Key Points
- Scientists have developed a model nanomagnetic array to explore the physics of collective behaviour.
- The array is made up of strings of connected points of high energy among the lattice, which are limited to certain endpoints and connect to those endpoints in particular ways.
- This constraint on the strings’ behaviour is an example of what physicists call topological behaviour.
Scientists have designed and measured a model nanomagnetic array to explore the physics of collective behaviour.
This array consists of connected strings of high energy among the lattice, which can stretch and shrink, but also reconnect. These strings are limited to certain endpoints and must connect to those endpoints in particular ways. This constraint on the strings’ behaviour is an example of what physicists call topological behaviour. This work was done by a multi-institutional team and was published in a paper in Science.

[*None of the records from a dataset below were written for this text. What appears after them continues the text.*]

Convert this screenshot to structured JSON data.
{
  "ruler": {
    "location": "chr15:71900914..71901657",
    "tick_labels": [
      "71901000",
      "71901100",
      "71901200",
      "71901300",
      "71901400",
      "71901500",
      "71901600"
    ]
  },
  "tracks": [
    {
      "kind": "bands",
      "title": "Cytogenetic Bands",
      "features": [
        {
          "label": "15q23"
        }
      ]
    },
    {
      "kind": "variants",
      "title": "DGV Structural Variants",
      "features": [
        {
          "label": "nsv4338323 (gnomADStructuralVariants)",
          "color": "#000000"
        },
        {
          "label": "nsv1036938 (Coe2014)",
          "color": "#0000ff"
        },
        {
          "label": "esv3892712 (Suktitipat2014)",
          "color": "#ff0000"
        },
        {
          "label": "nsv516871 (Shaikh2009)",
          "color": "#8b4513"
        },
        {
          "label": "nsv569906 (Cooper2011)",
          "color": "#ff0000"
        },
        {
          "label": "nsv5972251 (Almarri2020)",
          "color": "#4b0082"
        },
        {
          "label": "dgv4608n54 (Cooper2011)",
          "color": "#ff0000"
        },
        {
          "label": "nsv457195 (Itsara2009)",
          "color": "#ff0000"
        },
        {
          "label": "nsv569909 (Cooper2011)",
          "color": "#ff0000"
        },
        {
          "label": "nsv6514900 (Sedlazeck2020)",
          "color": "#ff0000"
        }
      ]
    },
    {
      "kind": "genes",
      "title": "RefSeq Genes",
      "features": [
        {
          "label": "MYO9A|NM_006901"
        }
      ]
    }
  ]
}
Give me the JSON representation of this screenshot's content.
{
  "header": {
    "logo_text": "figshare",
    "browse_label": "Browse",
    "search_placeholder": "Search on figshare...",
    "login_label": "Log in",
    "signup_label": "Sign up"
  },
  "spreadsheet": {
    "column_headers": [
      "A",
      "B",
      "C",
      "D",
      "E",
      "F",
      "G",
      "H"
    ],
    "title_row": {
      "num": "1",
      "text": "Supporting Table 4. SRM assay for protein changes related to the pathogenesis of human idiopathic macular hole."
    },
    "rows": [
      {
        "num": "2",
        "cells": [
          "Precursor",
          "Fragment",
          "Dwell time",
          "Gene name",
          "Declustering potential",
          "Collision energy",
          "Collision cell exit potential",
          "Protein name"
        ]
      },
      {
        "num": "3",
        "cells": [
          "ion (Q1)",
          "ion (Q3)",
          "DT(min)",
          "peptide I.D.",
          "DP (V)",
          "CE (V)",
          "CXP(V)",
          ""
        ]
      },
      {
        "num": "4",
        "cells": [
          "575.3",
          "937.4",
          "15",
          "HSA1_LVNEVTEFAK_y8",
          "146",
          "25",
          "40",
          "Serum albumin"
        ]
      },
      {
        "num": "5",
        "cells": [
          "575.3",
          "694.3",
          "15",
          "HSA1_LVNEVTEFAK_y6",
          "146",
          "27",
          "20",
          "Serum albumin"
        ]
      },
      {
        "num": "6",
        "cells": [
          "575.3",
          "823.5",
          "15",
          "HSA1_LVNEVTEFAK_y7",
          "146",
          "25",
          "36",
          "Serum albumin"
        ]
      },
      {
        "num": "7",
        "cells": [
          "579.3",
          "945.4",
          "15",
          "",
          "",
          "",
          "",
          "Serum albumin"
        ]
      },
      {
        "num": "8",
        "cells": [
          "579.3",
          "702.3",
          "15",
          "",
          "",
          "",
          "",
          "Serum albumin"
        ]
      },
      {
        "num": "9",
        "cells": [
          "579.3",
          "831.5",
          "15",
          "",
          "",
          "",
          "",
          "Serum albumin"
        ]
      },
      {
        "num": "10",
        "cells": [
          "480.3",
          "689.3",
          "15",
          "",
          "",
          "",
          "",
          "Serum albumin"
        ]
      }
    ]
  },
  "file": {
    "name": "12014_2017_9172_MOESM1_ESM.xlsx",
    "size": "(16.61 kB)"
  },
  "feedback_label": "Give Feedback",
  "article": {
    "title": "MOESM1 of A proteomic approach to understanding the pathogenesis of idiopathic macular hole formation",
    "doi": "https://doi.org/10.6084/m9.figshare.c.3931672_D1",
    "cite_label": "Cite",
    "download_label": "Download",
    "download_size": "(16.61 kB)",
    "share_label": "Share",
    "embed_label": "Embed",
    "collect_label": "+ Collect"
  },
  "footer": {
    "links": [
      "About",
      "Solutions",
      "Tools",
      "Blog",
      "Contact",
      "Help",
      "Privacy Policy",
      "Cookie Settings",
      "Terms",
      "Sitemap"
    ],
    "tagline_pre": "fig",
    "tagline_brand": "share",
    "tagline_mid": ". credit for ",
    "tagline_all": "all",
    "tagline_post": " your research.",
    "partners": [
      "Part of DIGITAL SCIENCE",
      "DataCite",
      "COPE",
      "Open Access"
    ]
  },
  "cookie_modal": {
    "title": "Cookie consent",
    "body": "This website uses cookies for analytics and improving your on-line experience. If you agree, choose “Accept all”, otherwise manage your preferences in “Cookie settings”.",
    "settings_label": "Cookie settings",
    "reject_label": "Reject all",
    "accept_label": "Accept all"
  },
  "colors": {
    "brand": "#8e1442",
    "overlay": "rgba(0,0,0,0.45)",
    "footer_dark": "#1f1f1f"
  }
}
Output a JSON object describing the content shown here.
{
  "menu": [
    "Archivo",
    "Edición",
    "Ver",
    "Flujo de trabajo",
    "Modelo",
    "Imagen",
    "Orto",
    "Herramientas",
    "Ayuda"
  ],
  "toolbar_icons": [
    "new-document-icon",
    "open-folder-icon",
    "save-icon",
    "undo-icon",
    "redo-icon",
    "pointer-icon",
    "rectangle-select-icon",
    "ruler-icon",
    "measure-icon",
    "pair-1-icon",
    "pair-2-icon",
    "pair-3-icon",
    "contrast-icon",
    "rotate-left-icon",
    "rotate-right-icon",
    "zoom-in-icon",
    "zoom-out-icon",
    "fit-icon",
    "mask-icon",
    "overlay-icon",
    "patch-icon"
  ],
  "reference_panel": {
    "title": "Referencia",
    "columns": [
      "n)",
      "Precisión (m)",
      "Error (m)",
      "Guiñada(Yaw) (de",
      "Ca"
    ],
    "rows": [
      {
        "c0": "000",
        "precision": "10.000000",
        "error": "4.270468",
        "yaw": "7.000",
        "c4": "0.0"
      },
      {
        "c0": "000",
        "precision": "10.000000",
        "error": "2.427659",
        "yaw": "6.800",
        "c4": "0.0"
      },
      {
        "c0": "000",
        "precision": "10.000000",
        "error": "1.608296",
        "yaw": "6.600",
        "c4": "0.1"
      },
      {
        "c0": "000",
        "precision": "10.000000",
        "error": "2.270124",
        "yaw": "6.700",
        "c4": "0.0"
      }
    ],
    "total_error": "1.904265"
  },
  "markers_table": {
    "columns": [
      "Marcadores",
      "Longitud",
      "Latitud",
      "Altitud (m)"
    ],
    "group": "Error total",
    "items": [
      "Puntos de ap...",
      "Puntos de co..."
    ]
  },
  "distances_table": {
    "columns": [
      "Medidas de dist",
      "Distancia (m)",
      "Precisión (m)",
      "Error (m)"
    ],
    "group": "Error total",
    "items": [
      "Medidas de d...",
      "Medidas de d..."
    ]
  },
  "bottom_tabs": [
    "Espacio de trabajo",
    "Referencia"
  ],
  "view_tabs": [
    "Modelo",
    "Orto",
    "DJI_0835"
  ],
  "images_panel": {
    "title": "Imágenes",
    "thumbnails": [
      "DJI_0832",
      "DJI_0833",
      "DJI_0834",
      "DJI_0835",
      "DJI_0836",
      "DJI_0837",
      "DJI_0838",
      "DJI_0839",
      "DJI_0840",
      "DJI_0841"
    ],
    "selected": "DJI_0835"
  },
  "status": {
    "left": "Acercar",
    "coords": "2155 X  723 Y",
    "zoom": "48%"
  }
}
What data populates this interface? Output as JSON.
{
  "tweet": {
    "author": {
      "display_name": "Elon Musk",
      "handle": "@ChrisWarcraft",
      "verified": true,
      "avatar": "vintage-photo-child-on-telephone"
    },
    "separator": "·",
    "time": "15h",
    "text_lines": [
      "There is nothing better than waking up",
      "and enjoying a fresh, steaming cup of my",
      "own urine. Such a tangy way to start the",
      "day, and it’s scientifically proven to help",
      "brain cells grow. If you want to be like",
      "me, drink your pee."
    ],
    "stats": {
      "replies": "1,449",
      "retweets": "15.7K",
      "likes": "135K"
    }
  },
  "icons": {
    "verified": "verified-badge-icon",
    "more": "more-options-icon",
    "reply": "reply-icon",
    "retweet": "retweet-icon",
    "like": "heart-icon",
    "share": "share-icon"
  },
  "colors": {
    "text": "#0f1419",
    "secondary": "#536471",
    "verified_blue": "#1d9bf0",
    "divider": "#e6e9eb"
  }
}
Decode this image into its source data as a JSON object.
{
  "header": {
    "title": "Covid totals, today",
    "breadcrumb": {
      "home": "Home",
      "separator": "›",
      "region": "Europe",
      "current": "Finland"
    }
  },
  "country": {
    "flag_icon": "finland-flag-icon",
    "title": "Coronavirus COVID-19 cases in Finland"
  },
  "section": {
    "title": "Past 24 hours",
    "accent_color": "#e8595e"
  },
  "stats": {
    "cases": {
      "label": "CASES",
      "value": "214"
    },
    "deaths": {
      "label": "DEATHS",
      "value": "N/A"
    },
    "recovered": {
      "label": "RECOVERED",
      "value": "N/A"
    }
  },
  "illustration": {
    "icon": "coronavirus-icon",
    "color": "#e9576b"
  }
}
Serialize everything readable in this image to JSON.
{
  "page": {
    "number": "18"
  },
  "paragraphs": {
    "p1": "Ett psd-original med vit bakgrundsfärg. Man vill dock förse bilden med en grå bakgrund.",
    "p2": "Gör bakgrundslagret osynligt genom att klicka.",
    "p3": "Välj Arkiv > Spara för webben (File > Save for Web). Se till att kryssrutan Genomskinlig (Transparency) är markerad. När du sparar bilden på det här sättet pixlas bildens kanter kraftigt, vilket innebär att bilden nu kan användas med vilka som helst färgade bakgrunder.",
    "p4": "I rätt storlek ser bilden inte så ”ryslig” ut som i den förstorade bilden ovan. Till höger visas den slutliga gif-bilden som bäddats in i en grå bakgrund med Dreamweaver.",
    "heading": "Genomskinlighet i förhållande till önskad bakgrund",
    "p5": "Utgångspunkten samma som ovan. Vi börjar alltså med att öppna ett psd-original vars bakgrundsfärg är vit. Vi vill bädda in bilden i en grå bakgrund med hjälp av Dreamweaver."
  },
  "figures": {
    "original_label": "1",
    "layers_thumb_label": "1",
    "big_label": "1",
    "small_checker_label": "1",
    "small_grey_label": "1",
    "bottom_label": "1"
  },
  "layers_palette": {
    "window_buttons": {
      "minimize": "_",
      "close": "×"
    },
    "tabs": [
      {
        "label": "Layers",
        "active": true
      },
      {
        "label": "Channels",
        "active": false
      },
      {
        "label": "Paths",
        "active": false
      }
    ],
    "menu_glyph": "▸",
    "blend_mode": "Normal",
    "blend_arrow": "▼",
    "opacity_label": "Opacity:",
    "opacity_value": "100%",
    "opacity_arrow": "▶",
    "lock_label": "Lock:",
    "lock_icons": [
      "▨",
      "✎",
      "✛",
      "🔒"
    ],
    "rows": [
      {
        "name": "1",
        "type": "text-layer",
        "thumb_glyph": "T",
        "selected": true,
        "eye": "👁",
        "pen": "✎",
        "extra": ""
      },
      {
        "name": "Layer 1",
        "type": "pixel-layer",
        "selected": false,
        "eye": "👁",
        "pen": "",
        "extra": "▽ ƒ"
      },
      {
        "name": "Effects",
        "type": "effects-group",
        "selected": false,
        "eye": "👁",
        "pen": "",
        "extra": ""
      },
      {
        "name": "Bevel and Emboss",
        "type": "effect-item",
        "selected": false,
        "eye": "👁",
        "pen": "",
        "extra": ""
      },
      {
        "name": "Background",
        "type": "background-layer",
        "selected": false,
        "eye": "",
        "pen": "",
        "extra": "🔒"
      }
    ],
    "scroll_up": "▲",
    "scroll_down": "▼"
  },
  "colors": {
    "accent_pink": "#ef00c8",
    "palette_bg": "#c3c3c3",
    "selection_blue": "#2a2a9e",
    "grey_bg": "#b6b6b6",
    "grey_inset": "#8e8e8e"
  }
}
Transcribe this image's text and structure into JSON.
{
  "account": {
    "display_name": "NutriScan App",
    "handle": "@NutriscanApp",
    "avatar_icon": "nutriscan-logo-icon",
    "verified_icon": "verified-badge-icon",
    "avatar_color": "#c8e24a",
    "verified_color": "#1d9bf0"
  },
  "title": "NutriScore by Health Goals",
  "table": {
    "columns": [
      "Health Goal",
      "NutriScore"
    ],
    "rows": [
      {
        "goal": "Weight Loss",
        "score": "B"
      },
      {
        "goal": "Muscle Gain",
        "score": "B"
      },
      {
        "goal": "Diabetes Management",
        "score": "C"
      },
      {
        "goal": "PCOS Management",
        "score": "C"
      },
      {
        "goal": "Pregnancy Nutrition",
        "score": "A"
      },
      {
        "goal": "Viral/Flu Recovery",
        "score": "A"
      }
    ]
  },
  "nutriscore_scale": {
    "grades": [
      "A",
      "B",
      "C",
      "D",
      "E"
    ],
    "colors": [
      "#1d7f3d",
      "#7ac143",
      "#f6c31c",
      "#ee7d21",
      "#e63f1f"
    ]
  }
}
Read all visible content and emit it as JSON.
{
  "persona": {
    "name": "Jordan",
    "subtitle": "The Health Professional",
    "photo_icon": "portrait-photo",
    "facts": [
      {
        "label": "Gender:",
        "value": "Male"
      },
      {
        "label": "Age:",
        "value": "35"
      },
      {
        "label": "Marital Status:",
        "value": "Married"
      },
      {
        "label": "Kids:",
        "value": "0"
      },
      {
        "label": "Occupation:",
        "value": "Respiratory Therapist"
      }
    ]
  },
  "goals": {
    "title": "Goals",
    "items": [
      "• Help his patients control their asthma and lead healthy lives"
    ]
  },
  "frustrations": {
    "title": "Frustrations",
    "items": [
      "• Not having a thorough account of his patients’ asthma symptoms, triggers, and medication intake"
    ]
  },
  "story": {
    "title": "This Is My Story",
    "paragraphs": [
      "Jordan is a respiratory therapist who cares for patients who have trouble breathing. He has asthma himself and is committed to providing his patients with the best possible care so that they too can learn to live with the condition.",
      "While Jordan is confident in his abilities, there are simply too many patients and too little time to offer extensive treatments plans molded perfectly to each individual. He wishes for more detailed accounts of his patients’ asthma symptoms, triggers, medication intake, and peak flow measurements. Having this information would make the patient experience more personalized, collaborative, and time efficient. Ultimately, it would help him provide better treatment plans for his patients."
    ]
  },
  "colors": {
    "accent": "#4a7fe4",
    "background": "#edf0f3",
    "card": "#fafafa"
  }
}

“This system is an instance in which topologically driven features appear in a purely classical material system—that makes them easier to study and characterize,” said Yale applied physics professor Peter Schiffer, one of the authors of the work.
The team for this study included researchers from Los Alamos National Laboratory, Yale University, and the University of Minnesota. They developed a geometry called Santa Fe spin ice, inspired by the shapes in a brick floor in Santa Fe, New Mexico, and fabricated it first theoretically at Los Alamos, and then experimentally at Yale and the Advanced Light Source at Berkeley National Laboratory.
At high temperatures, the researchers observed the merging and reconnecting of strings, resulting in the system transitioning between topologically distinct configurations. But below a crossover temperature, the string motion was limited to simple changes in length and shape. Therefore, the work shows that there is a dynamical crossover: below a certain temperature those topologically non-trivial moves become suppressed, and only the topologically trivial (wiggling, extending, contracting) remain.
“This level of insight is unusual for any system, and it sets the stage for other topological studies in the future,” said Schiffer.